Let's say I reenlist for six years, take the $12,000 bonus, and with six months to prepare, barring ridiculous mandatory on-line training, I prepare myself adequately to get promoted, make $6,000 a year, and then get promoted to Staff Sergeant four years later, one bonus for six years. That would total around a hundred thousand. I would be forty-nine. If I live to be eighty-four and receive $1,200 a month for twenty-four years, I would receive $345,600 in retirement. Arguably, the average of $8,333.33 I would make a year would technically be $37,133.33.

I can replace Guard pay with Saturday clients, right? What if I worked enough to put money in retirement?

With the goal of doubling the investment every twelve years, I calculated that I would need a 5.95% investment rate (pretty close to the rule of 72).

Three hours a week would cover drill pay, but I would need to work eight hours every weekend, and invest five-eights of it, in order to invest enough to yield as much as the Army retirement for twenty-four years.

MobilOne 06-12-2016 02:55 AM

On the horns of a dilemma.

MobilOne 06-12-2016 02:59 AM

How long do the males in your lineage usually live? Another consideration.

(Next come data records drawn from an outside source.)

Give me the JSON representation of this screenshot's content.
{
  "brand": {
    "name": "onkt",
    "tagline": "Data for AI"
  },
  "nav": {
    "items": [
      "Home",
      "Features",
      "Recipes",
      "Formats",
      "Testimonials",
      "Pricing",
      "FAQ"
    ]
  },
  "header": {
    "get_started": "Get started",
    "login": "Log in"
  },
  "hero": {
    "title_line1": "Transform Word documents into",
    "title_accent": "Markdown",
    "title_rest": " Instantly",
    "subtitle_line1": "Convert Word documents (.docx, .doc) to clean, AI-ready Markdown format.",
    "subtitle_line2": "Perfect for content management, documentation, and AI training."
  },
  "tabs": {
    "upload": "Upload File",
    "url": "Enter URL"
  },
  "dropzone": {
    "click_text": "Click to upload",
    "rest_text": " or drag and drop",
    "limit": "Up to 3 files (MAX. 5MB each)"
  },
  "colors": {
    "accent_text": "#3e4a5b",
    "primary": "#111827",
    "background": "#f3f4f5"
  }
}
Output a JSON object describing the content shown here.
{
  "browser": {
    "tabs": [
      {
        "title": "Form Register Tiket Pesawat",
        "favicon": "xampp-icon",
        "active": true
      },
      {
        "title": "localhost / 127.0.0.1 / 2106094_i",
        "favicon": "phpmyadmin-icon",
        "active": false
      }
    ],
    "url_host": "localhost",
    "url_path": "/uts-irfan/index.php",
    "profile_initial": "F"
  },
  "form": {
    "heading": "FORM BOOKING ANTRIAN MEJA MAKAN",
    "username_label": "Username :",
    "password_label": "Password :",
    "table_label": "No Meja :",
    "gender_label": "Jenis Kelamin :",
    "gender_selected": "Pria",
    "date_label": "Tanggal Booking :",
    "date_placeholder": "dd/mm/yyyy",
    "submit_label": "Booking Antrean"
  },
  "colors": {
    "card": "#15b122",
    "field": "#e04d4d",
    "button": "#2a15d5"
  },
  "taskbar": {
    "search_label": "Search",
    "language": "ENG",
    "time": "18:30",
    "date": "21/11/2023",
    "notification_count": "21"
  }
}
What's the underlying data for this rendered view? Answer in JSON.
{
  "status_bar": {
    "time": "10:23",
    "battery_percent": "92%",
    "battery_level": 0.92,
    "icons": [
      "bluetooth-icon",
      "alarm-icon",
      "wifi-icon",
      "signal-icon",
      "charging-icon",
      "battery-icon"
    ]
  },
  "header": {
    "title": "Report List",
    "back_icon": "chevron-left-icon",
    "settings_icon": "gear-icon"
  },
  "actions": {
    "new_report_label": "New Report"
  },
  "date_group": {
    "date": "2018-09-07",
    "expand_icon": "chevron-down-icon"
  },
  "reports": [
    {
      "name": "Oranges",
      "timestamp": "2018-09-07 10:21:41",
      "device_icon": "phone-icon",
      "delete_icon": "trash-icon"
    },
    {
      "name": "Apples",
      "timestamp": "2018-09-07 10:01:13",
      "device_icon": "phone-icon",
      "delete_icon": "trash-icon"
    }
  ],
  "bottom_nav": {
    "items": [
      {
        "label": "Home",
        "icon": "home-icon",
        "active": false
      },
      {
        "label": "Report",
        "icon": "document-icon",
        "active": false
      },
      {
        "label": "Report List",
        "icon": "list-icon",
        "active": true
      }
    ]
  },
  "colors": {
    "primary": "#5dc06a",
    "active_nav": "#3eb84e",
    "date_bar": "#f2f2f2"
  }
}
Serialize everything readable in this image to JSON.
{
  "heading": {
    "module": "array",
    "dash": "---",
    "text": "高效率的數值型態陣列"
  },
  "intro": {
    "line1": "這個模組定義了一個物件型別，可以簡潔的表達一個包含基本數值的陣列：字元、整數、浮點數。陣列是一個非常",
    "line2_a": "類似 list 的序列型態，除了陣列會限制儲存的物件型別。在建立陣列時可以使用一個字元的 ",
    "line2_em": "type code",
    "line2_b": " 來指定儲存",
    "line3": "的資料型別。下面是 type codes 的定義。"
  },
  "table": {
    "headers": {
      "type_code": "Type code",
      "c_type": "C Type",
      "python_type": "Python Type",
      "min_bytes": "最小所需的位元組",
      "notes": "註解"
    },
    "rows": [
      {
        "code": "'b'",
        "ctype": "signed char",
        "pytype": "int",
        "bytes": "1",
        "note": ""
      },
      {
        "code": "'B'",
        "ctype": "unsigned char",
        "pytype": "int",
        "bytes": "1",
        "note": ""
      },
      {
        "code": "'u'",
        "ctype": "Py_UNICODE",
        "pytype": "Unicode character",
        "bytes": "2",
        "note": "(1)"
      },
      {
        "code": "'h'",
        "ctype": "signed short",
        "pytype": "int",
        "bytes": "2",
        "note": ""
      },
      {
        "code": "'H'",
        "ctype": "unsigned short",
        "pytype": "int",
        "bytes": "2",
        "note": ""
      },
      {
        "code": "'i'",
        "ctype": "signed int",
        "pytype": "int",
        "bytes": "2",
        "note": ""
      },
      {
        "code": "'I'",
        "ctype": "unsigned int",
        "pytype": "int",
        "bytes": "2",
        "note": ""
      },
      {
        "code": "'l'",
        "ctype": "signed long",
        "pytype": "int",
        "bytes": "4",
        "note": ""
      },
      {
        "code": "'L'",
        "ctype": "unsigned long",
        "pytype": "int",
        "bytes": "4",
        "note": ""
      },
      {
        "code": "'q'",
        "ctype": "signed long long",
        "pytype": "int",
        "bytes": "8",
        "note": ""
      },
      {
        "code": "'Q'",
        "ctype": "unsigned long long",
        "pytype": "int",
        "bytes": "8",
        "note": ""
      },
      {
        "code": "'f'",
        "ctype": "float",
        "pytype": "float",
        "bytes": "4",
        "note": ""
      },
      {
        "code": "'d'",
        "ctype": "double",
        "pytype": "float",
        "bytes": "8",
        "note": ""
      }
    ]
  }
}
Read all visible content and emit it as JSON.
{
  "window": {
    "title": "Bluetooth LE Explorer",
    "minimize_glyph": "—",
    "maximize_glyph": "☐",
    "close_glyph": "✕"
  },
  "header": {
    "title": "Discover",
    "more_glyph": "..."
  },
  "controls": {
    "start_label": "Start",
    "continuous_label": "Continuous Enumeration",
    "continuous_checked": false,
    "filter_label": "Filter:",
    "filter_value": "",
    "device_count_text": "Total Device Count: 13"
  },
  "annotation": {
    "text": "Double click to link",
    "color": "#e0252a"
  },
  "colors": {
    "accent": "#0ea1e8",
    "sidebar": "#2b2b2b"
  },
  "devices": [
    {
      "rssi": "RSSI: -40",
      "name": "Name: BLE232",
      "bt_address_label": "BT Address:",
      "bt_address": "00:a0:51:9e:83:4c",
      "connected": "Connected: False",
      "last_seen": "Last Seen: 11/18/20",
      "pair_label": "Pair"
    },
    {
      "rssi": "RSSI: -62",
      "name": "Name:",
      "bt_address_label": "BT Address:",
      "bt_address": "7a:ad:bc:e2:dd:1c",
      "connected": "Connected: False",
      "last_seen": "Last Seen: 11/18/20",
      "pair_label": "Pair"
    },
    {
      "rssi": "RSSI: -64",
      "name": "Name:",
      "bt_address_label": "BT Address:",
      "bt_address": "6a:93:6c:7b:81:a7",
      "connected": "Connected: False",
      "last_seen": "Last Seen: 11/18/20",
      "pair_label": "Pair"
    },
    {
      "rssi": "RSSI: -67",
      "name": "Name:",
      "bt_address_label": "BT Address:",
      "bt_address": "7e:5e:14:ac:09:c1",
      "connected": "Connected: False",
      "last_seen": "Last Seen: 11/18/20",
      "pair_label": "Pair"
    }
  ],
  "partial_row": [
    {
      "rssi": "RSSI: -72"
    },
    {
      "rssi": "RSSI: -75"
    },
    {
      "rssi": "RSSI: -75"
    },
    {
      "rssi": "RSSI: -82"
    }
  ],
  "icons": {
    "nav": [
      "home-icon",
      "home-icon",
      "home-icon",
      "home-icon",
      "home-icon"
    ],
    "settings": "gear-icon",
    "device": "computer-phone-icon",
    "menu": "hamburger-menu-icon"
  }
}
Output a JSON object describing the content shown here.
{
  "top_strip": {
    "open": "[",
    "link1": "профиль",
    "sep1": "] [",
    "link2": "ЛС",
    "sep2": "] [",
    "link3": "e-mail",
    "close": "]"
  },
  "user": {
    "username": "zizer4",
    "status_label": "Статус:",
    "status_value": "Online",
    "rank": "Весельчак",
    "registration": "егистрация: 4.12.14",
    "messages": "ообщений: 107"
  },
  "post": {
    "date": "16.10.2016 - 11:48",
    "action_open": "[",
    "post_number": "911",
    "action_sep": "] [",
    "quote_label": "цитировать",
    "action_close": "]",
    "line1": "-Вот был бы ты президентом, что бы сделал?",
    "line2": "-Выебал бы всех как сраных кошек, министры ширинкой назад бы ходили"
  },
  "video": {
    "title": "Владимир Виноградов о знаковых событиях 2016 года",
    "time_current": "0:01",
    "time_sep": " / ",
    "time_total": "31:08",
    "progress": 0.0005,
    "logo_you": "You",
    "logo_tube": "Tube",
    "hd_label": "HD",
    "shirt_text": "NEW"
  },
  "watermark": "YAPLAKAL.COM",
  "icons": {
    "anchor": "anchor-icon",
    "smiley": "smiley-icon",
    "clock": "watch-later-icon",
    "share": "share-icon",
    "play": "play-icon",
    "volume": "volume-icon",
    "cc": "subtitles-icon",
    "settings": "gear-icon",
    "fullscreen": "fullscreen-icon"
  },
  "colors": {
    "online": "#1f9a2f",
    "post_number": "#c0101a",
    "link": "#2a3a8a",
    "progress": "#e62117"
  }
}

Could you leave the Army, enter school full time and join ROTC, then have the remaining years at a higher pay grade?

MobilOne 06-12-2016 03:07 AM

When I got out of the USAF in Dec of '64, rank of E4, I worked for 6 months and then went to Michigan State to finish my BA. I had two years, including one summer, to go. During my first Fall registration, I was contacted by the USAF ROTC commander and told that if I joined ROTC at that time, that when I graduated with my BA, I would also be a 2nd Lt in the AF with more than 4 years of seniority. That is, I would be a 2nd Lt with over four. Thus a senior 2nd louie. I declined and that kept me out of Viet Nam.

redpoint5 06-12-2016 03:53 AM

I'm more patriotic than most in that I'm more willing to put my own skin in the game, so that's why I have high admiration for your service.

Why are you unsure of your service contributing to the greater good? The main purpose of having a trained and equipped army is not to fight battles, but to be so powerful that war is avoided in the first place. I imagine your function contributes to military readiness, and that is a service.

As far as involvement in quagmire conflicts goes; I expect the US to show greater restraint in deploying in the near future as the pendulum of public opinion swings back towards isolationism.

Not all decisions should be reduced to monetary benefit. If that were the case, I would recommend that you become a lawyer, hedge-fund manager, or drug kingpin. Do what you're good at.

Finally, are you the type that has the discipline to work those extra jobs and invest the extra funds? Use your past experience to inform yourself of what your future actions likely will be. If you're not the best at investing surplus income, then a structured retirement benefit like the one provided by the Army is the wiser choice.